2.1 Dosing Information

The recommended starting dose is 0.0625 mg (0.25 mL) subcutaneously every other day, with dose increases over a six-week period to the recommended dose of 0.25 mg (1 mL) every other day (see Table 1).

If a dose of EXTAVIA is missed, then it should be taken as soon as the patient remembers or is able to take it. The patient should not take EXTAVIA on two consecutive days. The next injection should be taken about 48 hours (two days) after that dose. If the patient accidentally takes more than their prescribed dose, or takes it on two consecutive days, they should be instructed to call their healthcare provider immediately.

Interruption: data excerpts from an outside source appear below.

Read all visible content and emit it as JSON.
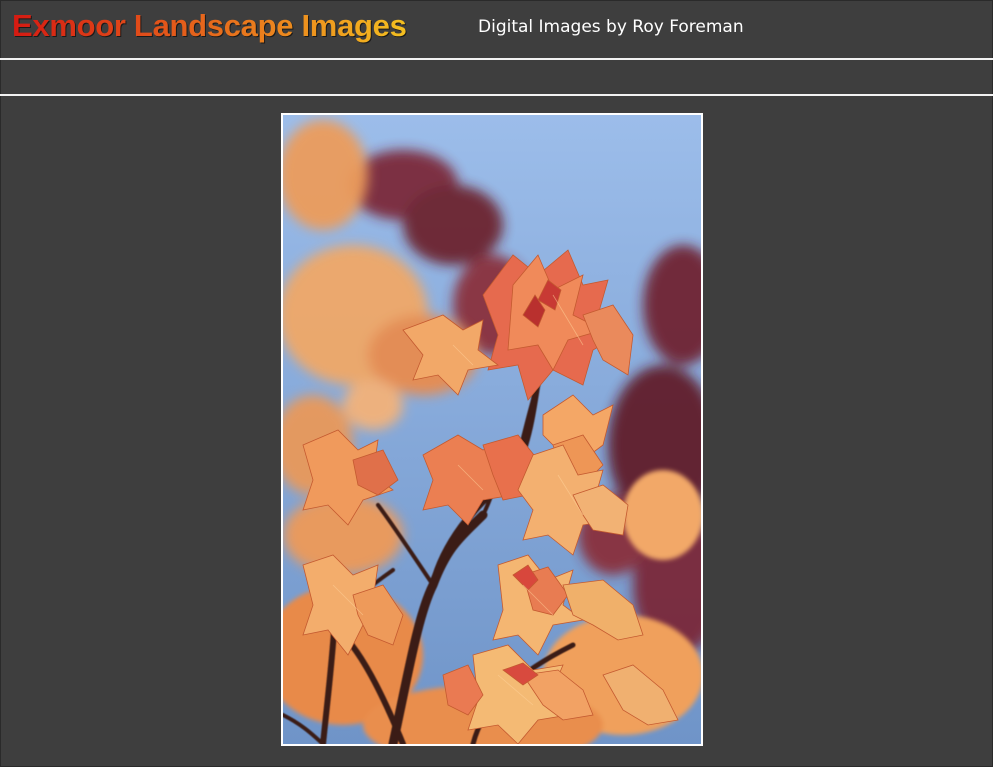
{
  "header": {
    "title": "Exmoor Landscape Images",
    "subtitle": "Digital Images by Roy Foreman"
  },
  "main": {
    "photo_subject": "orange-red-maple-leaves-against-blue-sky"
  },
  "colors": {
    "background": "#3e3e3e",
    "rule": "#f2f2f2",
    "title_gradient_start": "#d51a12",
    "title_gradient_end": "#f4c020",
    "subtitle": "#ffffff",
    "sky": "#8fb4e6",
    "leaf_orange": "#f2a25a",
    "leaf_red": "#e06048",
    "leaf_dark": "#6e1c2a"
  }
}
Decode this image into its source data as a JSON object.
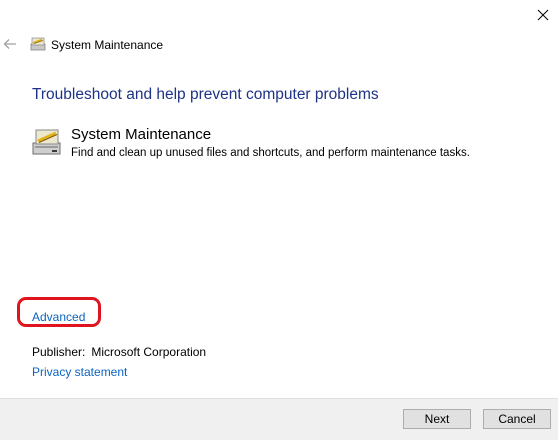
{
  "header": {
    "title": "System Maintenance"
  },
  "main": {
    "heading": "Troubleshoot and help prevent computer problems",
    "task": {
      "title": "System Maintenance",
      "description": "Find and clean up unused files and shortcuts, and perform maintenance tasks."
    },
    "advanced_link": "Advanced",
    "publisher_label": "Publisher:",
    "publisher_value": "Microsoft Corporation",
    "privacy_link": "Privacy statement"
  },
  "footer": {
    "next_label": "Next",
    "cancel_label": "Cancel"
  },
  "icons": {
    "close": "close-icon",
    "back": "back-arrow-icon",
    "task": "maintenance-icon"
  },
  "colors": {
    "heading": "#1e3287",
    "link": "#0b64c0",
    "highlight": "#e0141e"
  }
}
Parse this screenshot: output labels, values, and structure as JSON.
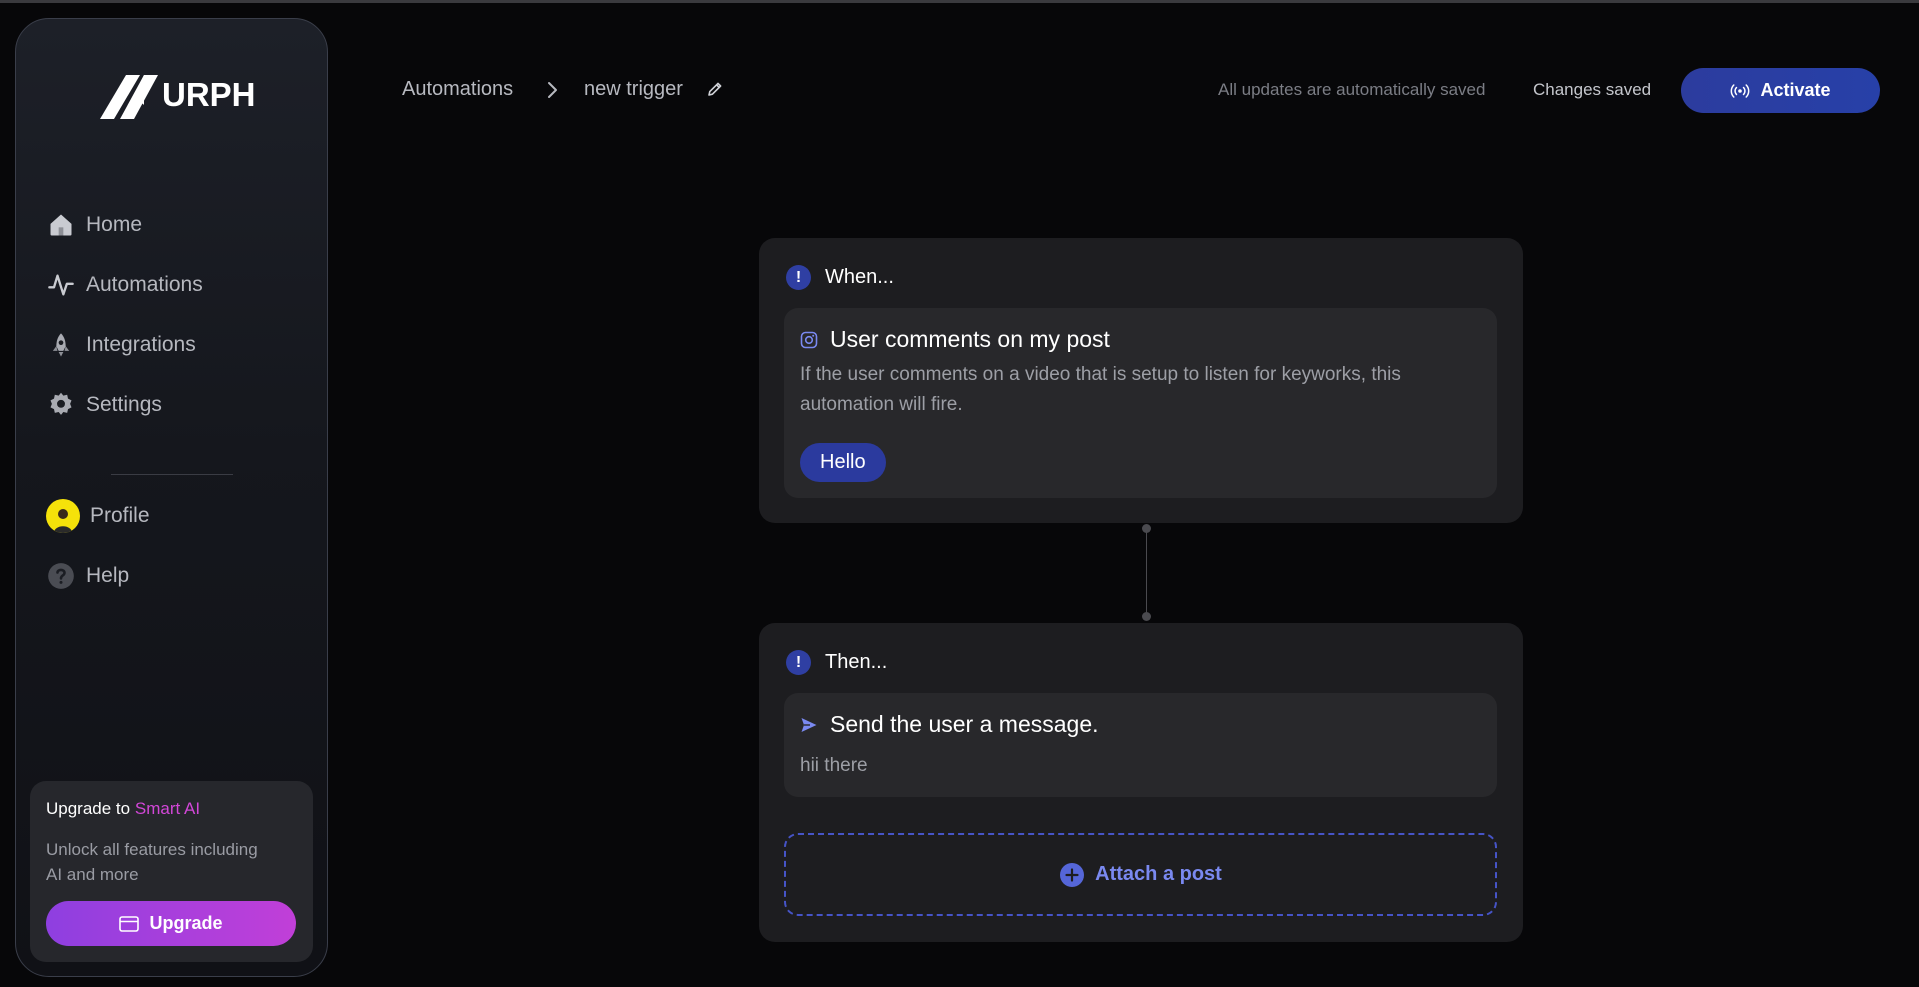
{
  "brand": {
    "logo_text": "URPH"
  },
  "sidebar": {
    "items": [
      {
        "label": "Home",
        "icon": "home-icon"
      },
      {
        "label": "Automations",
        "icon": "activity-icon"
      },
      {
        "label": "Integrations",
        "icon": "rocket-icon"
      },
      {
        "label": "Settings",
        "icon": "gear-icon"
      }
    ],
    "secondary": [
      {
        "label": "Profile",
        "icon": "avatar"
      },
      {
        "label": "Help",
        "icon": "help-icon"
      }
    ],
    "upgrade": {
      "title_prefix": "Upgrade to",
      "title_accent": "Smart AI",
      "description": "Unlock all features including AI and more",
      "button_label": "Upgrade"
    }
  },
  "header": {
    "breadcrumb": [
      "Automations",
      "new trigger"
    ],
    "autosave_note": "All updates are automatically saved",
    "status": "Changes saved",
    "activate_label": "Activate"
  },
  "trigger_card": {
    "heading": "When...",
    "title": "User comments on my post",
    "description": "If the user comments on a video that is setup to listen for keyworks, this automation will fire.",
    "keyword": "Hello"
  },
  "action_card": {
    "heading": "Then...",
    "title": "Send the user a message.",
    "message": "hii there",
    "attach_label": "Attach a post"
  },
  "colors": {
    "accent_blue": "#2b3a9e",
    "accent_purple": "#c13fd8",
    "background": "#070709"
  }
}
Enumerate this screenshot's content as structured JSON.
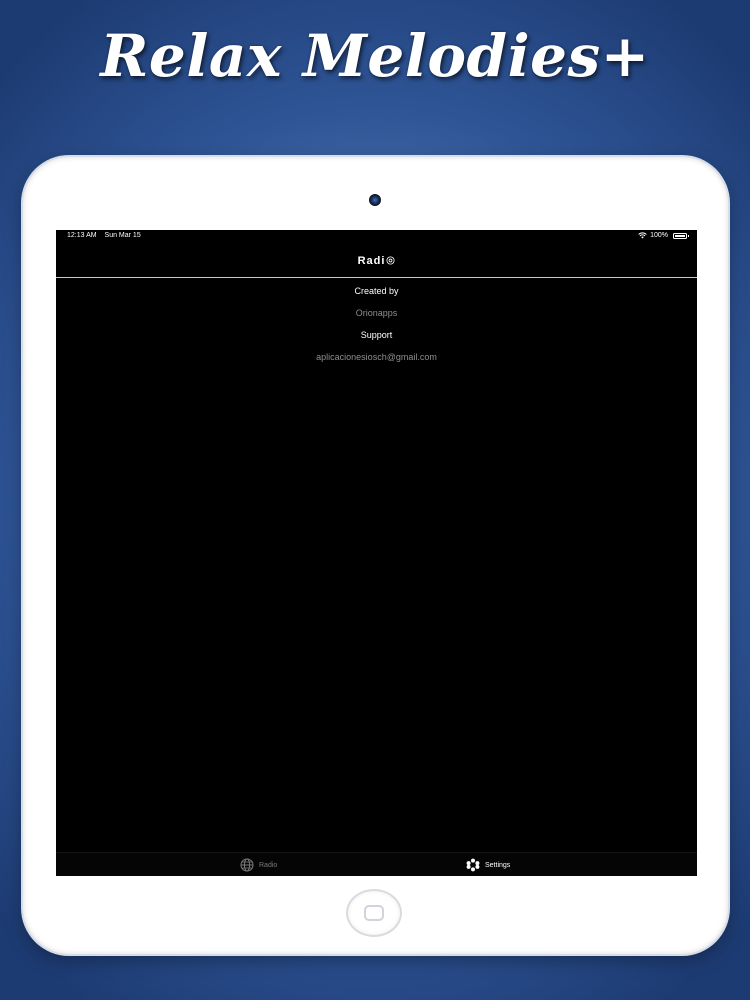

2.2 Reconstitution of the Lyophilized Powder

(a) Prior to reconstitution, verify that the vial containing lyophilized EXTAVIA is not cracked or damaged. Do not use cracked or damaged vials.

(b) To reconstitute lyophilized EXTAVIA for injection, attach the pre-filled syringe containing the diluent (0.54% Sodium Chloride Solution, USP) to the EXTAVIA vial using the vial adapter.

The removable rubber cap of the diluent (0.54% Sodium Chloride Solution, USP) pre-filled syringe contains natural rubber latex, which may cause allergic reactions and should not be handled by latex-sensitive individuals.

(c) Slowly inject 1.2 mL of diluent into the EXTAVIA vial.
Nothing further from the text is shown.